Tragic Fatal Accident Involving Expectant Mother Allegedly Caused by Faulty Ignition Switch
Keisha Vest, 26, was driving to work in her Chevrolet Cobalt that was purchased two weeks earlier when tragedy struck. The young mother, who was pregnant and looking forward to having another child, was involved in a fatal collision that claimed her life and that of her unborn child. According to the lawsuit filed in the case, the brakes of Vest’s vehicle failed, causing her to lose control of her vehicle at a stop sign. When the brakes failed, she lost control of the vehicle as it lurched into the intersection where her vehicle was struck by a semi-truck.
Despite the horrific sounding nature of this tractor-trailer collision, the lawsuit filed by Keisha’s husband alleges that she would have survived the crash if her airbag had deployed. The lawsuit indicates that the young mom suffered a closed head injury and chest injury. Her vehicle was one of the GM vehicles covered by the faulty ignition switch recalls that have plagued the automaker throughout the year. According to the lawsuit, the ignition switch defect prevented the airbag from deploying during the crash.

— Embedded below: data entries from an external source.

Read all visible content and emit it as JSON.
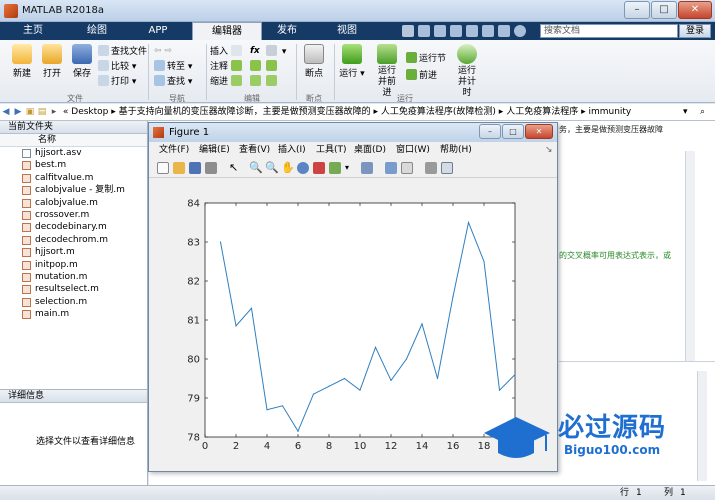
{
  "window": {
    "title": "MATLAB R2018a"
  },
  "tabs": [
    "主页",
    "绘图",
    "APP",
    "编辑器",
    "发布",
    "视图"
  ],
  "active_tab": "编辑器",
  "search": {
    "placeholder": "搜索文档",
    "button": "登录"
  },
  "ribbon": {
    "new": "新建",
    "open": "打开",
    "save": "保存",
    "find_files": "查找文件",
    "compare": "比较",
    "print": "打印",
    "goto": "转至",
    "find": "查找",
    "insert": "插入",
    "fx": "fx",
    "comment": "注释",
    "indent": "缩进",
    "breakpoints": "断点",
    "run": "运行",
    "run_advance": "运行并前进",
    "run_section": "运行节",
    "advance": "前进",
    "run_time": "运行并计时",
    "sections": [
      "文件",
      "导航",
      "编辑",
      "断点",
      "运行"
    ]
  },
  "address": {
    "path": [
      "Desktop",
      "基于支持向量机的变压器故障诊断，主要是做预测变压器故障的",
      "人工免疫算法程序(故障检测)",
      "人工免疫算法程序",
      "immunity"
    ]
  },
  "current_folder": {
    "title": "当前文件夹",
    "column": "名称",
    "files": [
      "hjjsort.asv",
      "best.m",
      "calfitvalue.m",
      "calobjvalue - 复制.m",
      "calobjvalue.m",
      "crossover.m",
      "decodebinary.m",
      "decodechrom.m",
      "hjjsort.m",
      "initpop.m",
      "mutation.m",
      "resultselect.m",
      "selection.m",
      "main.m"
    ]
  },
  "details": {
    "title": "详细信息",
    "message": "选择文件以查看详细信息"
  },
  "editor_hints": {
    "line1": "务，主要是做预测变压器故障",
    "line2": "的交叉概率可用表达式表示，或"
  },
  "status": {
    "row_label": "行",
    "row": "1",
    "col_label": "列",
    "col": "1"
  },
  "figure": {
    "title": "Figure 1",
    "menu": [
      "文件(F)",
      "编辑(E)",
      "查看(V)",
      "插入(I)",
      "工具(T)",
      "桌面(D)",
      "窗口(W)",
      "帮助(H)"
    ]
  },
  "watermark": {
    "text": "必过源码",
    "url": "Biguo100.com"
  },
  "chart_data": {
    "type": "line",
    "x": [
      1,
      2,
      3,
      4,
      5,
      6,
      7,
      8,
      9,
      10,
      11,
      12,
      13,
      14,
      15,
      16,
      17,
      18,
      19,
      20
    ],
    "series": [
      {
        "values": [
          83.0,
          80.85,
          81.3,
          78.7,
          78.8,
          78.15,
          79.1,
          79.3,
          79.5,
          79.2,
          80.3,
          79.45,
          80.0,
          80.9,
          79.5,
          81.6,
          83.5,
          82.5,
          79.2,
          79.6
        ],
        "color": "#2f7fbf"
      }
    ],
    "xlim": [
      0,
      20
    ],
    "ylim": [
      78,
      84
    ],
    "xticks": [
      0,
      2,
      4,
      6,
      8,
      10,
      12,
      14,
      16,
      18
    ],
    "yticks": [
      78,
      79,
      80,
      81,
      82,
      83,
      84
    ],
    "title": "",
    "xlabel": "",
    "ylabel": "",
    "grid": false
  }
}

Although airbags provide a valuable supplemental safety measure when combined with seat belts, defects that adversely impact air bag deployment can leave vehicle occupants unprotected or even cause injuries. There are many types of airbag defects that can cause injuries including:
- Defective sensors that disrupt the timing of deployment or that fail to trigger deployment
- Unsafe counterfeit airbags that explode and propel shrapnel
- Overly aggressive airbags that deploy with too much force
- Airbags that prematurely deploy so the force of expansion causes broken bones, traumatic brain injury or blindness
- Airbags that fail to inflate in time and provide no protection from injury
GM has recalled over 1.6 million vehicles because of the defective ignition switch problem. The vehicle manufacturer has acknowledged that a heavy key ring or jolt to the vehicle can cause the ignition to rotate out of position. When the ignition shifts out of the run position, the vehicle loses power which prevents the airbags from inflating. Approximately 13 deaths have been linked to the ignition switch defect. Additionally, a recent review of federal crash data that was commissioned by the Center for Auto Safety uncovered 303 fatalities in crashes involving GM vehicles in which airbags failed to deploy.